Good. You are welcome to present your ideas as long as you refrain from declarative statements like “It is a central nervous system problem at the brain level”, which are not supported by fact. We ask people to be careful with declarative statements, because a) this condition is highly under-researched, which means there is simply a lot we don’t know about this condition, b) it is obviously highly complex and its presentation in patients is highly variable, and c) a lot of people love to make theories while being unfamiliar with the existing literature, which leads to misconceptions.

Well, I think it is painfully obvious that this is incorrect. While the nervous system is certainly affected by this condition, we have plenty of people from all these communities that report penile atrophy, rapid muscle wastage and other symptoms unrelated to the central nervous system. In PFS, we have clear physical evidence from clinical studies that show pudendal nerve neuropathy, androgen receptor overexpression in penile tissue and penile vascular abnormalities, which are unlikely to be driven by issues in the central nervous system. Clearly, the scope of this condition goes beyond the central nervous system.

No, they don’t, but nobody said that. However, the symptoms and evidence I mentioned above contradict the notion that this condition originates from the central nervous system. The scope of this condition is broader than that. Any explanation of this condition needs to reflect all the evidence. And focusing on the nervous system just doesn’t cut it. The explanation needs to explain physical, nervous system-related and all other symptoms that are frequently reported. And this explanation needs to tie in with the mechanism of the drug that caused them. Fortunately, we already have a decent explanation that can do all that, even though we still have to fill in a lot of blanks.
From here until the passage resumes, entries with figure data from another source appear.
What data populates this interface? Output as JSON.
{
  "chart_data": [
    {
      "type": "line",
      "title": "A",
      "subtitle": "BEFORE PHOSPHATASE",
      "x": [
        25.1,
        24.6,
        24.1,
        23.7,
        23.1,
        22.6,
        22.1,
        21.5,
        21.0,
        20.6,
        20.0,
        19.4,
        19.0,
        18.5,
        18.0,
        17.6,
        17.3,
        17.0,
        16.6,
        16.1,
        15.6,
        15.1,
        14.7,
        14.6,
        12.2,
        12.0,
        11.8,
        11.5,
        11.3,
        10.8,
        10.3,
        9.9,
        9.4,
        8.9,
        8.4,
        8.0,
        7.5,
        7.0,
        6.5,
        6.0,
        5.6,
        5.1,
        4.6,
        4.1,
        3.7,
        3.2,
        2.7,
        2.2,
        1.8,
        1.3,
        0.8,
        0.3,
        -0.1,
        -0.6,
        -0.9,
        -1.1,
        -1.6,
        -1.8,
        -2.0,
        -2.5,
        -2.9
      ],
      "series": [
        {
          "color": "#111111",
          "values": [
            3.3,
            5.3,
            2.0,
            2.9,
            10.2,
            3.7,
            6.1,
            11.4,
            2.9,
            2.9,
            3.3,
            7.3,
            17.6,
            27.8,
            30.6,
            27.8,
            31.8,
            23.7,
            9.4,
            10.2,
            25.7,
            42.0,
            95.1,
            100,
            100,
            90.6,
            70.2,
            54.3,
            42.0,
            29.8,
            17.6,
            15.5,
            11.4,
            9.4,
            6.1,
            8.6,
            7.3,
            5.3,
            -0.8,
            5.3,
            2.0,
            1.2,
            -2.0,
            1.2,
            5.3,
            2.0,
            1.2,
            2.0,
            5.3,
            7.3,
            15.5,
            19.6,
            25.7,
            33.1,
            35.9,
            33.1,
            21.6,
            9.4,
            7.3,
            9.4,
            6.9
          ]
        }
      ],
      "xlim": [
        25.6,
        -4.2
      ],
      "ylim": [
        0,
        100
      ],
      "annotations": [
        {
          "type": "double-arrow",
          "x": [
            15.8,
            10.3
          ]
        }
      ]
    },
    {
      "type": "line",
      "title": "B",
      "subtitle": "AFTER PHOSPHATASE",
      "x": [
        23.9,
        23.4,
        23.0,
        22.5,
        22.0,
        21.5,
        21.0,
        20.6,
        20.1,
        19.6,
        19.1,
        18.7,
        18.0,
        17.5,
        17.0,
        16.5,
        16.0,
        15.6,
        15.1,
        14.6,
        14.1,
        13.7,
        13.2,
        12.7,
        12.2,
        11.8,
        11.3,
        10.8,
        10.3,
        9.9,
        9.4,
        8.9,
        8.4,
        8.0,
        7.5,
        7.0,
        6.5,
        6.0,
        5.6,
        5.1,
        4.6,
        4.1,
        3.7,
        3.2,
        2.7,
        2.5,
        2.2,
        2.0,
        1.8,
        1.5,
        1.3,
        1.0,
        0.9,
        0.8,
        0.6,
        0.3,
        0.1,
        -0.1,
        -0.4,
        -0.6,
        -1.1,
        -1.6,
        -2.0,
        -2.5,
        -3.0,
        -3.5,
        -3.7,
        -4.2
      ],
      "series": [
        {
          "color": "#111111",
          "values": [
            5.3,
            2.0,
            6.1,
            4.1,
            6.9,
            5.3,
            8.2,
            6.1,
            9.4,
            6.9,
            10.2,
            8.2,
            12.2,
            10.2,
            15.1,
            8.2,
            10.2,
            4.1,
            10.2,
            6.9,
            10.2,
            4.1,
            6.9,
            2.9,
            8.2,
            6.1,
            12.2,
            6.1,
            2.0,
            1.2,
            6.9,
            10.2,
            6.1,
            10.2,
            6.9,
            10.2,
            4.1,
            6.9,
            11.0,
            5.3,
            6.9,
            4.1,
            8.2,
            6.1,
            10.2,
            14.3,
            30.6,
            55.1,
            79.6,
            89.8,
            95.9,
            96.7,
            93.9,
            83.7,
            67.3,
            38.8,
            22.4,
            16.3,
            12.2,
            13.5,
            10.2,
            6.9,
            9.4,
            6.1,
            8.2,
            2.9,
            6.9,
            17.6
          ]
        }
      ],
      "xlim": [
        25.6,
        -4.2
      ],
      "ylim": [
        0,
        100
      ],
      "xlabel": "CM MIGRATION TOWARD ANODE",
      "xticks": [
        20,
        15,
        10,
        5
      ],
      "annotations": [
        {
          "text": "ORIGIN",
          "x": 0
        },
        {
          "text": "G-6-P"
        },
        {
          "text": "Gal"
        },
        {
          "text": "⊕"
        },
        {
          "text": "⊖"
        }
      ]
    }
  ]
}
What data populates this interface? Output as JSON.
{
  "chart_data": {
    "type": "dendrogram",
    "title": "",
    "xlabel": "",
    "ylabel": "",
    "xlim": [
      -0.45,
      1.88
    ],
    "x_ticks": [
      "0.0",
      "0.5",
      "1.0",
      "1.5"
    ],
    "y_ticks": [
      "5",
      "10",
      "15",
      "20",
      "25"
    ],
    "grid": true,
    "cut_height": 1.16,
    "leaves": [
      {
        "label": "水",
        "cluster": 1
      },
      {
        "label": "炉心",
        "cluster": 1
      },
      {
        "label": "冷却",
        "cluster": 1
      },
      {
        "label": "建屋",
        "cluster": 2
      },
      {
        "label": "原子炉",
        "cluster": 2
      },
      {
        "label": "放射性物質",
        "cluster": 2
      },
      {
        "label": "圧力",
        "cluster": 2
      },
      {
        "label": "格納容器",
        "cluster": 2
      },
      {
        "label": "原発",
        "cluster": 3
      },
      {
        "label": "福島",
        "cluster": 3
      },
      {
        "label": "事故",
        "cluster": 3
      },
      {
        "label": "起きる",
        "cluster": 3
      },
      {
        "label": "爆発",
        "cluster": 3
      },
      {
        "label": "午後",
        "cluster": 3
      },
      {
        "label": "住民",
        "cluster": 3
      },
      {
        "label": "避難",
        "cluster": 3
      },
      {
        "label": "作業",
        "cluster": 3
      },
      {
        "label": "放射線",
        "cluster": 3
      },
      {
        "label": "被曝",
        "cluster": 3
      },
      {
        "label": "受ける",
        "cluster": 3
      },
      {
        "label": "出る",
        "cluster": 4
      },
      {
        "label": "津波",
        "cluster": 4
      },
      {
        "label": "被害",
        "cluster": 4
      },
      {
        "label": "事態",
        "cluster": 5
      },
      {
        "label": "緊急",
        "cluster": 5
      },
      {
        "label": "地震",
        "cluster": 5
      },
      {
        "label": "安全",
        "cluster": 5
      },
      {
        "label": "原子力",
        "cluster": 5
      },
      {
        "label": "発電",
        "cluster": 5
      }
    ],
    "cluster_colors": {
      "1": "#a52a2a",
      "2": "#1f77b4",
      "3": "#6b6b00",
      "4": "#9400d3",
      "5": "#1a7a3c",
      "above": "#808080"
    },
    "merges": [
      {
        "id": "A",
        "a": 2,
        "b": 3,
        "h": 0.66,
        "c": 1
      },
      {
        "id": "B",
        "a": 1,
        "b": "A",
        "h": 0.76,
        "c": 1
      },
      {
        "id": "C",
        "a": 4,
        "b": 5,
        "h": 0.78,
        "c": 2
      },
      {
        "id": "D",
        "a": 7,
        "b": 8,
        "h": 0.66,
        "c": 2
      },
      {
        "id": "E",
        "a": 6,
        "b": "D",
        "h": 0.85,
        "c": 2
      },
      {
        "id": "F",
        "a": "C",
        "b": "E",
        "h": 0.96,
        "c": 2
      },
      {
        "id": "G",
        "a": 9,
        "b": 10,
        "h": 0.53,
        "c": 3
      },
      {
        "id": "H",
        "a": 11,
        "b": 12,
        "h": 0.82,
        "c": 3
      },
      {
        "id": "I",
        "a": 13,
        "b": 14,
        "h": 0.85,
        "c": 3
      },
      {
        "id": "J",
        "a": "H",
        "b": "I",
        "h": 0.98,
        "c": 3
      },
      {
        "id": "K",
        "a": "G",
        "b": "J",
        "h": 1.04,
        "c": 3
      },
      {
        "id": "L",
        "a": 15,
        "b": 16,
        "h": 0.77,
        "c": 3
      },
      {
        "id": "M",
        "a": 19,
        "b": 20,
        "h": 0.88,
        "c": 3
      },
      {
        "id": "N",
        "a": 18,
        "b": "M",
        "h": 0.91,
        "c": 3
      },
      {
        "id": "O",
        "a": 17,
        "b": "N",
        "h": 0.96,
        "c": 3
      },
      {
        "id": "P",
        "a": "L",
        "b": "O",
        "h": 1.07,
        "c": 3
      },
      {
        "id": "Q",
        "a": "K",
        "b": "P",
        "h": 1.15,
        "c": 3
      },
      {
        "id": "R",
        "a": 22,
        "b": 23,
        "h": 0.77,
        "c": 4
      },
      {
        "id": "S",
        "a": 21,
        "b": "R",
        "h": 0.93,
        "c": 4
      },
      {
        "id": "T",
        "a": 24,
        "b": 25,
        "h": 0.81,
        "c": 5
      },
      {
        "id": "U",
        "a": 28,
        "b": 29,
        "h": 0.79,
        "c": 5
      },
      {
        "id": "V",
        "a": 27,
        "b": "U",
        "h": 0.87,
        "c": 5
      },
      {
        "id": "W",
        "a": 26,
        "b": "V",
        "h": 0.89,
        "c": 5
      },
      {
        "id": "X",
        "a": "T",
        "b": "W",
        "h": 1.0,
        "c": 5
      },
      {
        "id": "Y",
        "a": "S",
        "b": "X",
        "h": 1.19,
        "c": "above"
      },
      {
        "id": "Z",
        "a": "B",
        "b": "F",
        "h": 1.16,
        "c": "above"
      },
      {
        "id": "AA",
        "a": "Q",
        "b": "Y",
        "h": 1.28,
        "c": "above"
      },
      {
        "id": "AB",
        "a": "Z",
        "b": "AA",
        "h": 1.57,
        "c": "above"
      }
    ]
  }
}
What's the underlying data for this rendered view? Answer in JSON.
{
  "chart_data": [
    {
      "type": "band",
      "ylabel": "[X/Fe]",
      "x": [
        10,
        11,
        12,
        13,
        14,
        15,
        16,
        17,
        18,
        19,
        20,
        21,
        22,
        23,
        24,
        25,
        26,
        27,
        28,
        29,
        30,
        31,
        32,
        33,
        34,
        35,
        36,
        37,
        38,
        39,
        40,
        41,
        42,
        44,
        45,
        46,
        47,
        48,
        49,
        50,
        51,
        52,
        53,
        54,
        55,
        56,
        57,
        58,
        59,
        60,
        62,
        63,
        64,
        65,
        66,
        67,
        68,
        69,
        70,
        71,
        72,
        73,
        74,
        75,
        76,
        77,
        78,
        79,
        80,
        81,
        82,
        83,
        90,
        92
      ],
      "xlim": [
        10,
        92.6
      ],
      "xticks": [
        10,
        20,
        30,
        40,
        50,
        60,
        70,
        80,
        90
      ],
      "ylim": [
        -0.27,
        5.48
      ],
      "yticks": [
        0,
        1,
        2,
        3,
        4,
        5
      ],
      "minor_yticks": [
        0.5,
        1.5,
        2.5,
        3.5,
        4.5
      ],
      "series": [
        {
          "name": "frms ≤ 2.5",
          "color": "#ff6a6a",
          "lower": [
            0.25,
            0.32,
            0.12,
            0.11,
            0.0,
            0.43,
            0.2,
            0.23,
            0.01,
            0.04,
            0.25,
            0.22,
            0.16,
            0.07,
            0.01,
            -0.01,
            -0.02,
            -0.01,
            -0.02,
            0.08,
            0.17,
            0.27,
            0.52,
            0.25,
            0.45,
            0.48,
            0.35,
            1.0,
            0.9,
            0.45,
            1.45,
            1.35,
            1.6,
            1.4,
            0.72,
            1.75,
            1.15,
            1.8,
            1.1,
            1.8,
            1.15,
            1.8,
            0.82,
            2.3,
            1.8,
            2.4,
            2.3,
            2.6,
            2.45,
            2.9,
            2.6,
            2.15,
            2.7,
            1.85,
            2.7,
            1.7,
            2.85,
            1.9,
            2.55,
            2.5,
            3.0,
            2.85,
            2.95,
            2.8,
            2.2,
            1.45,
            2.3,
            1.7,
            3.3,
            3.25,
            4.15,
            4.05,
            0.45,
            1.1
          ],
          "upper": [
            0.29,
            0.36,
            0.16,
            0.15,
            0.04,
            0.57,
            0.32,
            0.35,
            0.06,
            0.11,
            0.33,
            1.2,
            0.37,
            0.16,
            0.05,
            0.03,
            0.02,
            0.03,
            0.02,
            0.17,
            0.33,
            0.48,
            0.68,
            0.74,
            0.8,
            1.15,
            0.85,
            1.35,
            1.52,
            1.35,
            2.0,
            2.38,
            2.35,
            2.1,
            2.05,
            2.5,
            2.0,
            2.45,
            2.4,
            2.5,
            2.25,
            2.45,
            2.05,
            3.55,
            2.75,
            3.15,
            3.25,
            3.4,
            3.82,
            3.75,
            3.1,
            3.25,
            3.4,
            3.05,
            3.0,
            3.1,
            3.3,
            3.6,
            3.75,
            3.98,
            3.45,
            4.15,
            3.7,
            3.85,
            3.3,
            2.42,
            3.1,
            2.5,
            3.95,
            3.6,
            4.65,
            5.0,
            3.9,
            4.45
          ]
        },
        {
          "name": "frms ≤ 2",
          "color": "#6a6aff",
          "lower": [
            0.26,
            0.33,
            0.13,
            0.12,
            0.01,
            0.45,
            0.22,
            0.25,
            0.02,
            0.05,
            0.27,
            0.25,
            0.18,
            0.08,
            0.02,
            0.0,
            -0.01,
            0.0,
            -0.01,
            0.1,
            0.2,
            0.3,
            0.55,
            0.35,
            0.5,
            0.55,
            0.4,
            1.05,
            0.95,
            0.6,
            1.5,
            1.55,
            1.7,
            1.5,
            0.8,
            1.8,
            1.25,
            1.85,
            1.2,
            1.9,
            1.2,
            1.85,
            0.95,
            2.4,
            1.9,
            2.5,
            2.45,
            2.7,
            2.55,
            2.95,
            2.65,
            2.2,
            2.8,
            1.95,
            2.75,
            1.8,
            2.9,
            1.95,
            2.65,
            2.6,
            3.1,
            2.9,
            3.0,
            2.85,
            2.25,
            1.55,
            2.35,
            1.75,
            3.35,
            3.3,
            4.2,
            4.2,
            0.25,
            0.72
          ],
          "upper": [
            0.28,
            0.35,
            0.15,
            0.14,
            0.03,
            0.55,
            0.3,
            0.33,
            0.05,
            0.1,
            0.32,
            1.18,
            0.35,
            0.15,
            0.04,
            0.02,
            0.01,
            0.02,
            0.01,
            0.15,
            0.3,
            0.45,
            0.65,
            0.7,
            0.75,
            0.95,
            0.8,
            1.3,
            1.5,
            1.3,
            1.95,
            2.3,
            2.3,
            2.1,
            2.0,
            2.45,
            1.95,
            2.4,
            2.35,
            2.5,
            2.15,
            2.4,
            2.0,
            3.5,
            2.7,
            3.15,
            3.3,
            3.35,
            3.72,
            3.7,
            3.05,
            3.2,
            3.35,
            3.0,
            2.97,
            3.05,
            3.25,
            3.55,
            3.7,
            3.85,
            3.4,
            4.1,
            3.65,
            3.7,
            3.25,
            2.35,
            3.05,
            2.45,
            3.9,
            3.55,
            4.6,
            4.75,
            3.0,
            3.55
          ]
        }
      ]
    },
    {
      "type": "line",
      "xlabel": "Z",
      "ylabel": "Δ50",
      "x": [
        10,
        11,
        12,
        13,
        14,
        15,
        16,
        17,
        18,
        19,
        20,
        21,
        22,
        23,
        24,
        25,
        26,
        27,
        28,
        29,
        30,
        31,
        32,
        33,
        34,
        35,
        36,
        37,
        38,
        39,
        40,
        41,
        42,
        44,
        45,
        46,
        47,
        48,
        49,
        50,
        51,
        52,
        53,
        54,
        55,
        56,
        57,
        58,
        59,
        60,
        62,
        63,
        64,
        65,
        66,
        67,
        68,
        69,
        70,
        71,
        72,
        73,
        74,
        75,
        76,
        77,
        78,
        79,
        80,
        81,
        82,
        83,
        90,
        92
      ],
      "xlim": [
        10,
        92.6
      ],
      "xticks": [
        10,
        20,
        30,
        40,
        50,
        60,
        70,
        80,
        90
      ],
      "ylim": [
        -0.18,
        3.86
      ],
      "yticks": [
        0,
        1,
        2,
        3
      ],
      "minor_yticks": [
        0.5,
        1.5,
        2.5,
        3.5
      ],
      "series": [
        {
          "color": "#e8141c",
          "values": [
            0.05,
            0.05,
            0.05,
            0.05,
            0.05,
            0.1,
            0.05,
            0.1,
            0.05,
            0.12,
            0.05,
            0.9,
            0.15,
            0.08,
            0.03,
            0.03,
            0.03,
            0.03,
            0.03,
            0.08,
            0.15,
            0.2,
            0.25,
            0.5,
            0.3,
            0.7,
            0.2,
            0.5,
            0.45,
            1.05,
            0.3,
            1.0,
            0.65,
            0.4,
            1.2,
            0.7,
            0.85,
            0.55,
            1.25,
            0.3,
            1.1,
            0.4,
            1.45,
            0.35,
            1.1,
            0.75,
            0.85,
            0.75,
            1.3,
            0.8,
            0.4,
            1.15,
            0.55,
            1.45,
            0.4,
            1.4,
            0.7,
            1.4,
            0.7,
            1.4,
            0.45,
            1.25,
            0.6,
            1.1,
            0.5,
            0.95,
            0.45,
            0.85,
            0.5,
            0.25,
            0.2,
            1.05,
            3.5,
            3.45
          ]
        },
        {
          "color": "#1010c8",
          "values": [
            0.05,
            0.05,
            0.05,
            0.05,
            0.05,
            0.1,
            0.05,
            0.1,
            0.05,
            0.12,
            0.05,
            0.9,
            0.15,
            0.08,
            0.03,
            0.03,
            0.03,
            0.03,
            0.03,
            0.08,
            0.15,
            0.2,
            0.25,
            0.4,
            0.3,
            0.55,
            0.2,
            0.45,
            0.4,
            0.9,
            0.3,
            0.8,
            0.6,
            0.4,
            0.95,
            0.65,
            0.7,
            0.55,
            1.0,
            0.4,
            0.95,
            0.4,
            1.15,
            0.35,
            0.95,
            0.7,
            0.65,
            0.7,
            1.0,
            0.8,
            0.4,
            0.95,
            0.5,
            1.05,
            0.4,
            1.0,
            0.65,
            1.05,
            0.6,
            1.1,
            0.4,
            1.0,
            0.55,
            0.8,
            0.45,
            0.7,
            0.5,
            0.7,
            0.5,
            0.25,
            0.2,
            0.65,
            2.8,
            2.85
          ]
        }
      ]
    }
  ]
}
As someone who is involved in such talks, I can assure on behalf of the staff that it is of utmost importance to us to present to scientists the full scope of symptoms caused by this condition beyond just erectile dysfunction or other narrow views. That’s why we have conducted a very comprehensive survey that captured pretty much all the symptoms ever reported on this and similar forums.

And on the other hand, you can have all the libido and desire in the world, if your “plumbing” does not work, you won’t get an erection either. That’s the point. Erectile dysfunction can be caused by physical issues, issues with desire or both. And we have evidence for both and, of course, for issues beyond erectile dysfunction, in this condition. It is a complex and multi-systemic condition. And these complexities as well as the many things we still do not know about this condition are the reason why we ask people to be more careful with strong statements.

I hope this puts things into perspective.